The Illinois Trade Secrets Act defines a trade secret as any sort of information which is “(1) sufficiently secret to derive economic value from not being generally known to other persons who can obtain economic value from its disclosure or use; and (2) is the subject of efforts that are reasonable under the circumstances to maintain its secrecy or confidentiality.”


Trade secret law is based on state statutes modeled after the Uniform Trade Secrets Act and some related common law. In Illinois, the trade secret law was first codified in 1988. Prior to that, trade secrets were protected under common law principles developed by courts.

Subject Matter

Information that can have trade secret status is broadly defined in the Illinois Trade Secrets Act as including technical or non-technical data, formulae, devices, methods, processes, drawings, financial data and even lists of potential or actual customers or suppliers. Negative know-how, including the learning curve of failed attempts to solve a particular problem, can qualify as trade secrets. Inventions that may ultimately be patented should be carefully protected as trade secrets until a patent can be obtained. However, because patents require public disclosure and then offer only a limited time of exclusive ownership, many businesses choose to protect their critical innovations as trade secrets that remain protectable for as long as they are secret, like the recipe for Coca-Cola.

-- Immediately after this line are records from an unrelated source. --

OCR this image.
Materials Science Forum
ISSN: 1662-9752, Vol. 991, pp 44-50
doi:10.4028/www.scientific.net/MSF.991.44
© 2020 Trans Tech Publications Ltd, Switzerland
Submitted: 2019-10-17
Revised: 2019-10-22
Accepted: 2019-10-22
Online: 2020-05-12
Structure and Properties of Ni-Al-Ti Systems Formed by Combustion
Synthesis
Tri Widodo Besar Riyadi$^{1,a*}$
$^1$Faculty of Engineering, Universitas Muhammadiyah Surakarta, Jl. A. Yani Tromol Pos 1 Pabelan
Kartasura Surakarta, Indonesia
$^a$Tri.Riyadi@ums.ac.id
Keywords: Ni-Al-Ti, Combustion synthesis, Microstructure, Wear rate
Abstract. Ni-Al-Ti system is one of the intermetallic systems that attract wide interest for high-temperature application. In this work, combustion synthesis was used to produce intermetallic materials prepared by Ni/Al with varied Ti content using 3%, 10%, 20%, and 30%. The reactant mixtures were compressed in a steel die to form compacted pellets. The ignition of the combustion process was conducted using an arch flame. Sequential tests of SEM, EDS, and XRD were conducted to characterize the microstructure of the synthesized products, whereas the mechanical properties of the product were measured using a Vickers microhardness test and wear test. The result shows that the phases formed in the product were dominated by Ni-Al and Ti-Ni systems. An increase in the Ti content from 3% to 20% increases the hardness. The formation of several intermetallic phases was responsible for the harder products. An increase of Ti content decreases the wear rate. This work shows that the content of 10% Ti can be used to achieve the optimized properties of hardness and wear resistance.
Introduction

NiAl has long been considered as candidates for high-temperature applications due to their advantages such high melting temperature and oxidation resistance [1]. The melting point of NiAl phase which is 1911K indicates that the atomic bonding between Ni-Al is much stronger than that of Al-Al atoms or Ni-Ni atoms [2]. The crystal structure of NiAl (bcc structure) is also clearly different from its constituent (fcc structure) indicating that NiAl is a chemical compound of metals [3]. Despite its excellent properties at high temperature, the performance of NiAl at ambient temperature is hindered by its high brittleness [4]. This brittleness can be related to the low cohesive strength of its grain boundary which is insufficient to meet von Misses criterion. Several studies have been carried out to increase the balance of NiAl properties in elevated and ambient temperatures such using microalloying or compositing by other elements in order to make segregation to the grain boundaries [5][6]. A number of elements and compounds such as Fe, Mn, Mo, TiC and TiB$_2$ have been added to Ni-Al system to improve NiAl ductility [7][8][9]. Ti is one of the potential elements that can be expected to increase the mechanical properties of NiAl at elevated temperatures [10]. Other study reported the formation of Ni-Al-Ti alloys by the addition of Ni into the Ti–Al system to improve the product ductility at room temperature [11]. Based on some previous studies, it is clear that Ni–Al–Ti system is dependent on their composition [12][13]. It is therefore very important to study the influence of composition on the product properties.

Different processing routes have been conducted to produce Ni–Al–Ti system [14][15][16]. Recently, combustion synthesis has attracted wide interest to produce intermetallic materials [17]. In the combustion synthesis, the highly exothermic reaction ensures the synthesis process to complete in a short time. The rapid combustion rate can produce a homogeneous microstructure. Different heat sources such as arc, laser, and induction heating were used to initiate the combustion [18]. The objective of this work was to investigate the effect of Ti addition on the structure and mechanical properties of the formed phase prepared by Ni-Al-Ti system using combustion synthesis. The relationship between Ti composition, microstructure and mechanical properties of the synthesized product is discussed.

Information can be treated as a trade secret if it has value (actual or potential) for its owner and is actually secret and kept that way with security efforts like nondisclosure agreements, passwords and/or keeping it under lock and key. Key employees that know information at the core of a business (customer decision-maker contacts, contract renewal dates, formulas, and the like) should each be made aware of the sensitive nature of what they know and sign agreements that restrict what they can do with that critical information after they are no longer employed. Its imperative to have solid nondisclosure agreements, often referred to as NDAs, signed before any significant discussions with other companies, like evaluating vendors, distributors, partners or acquirers.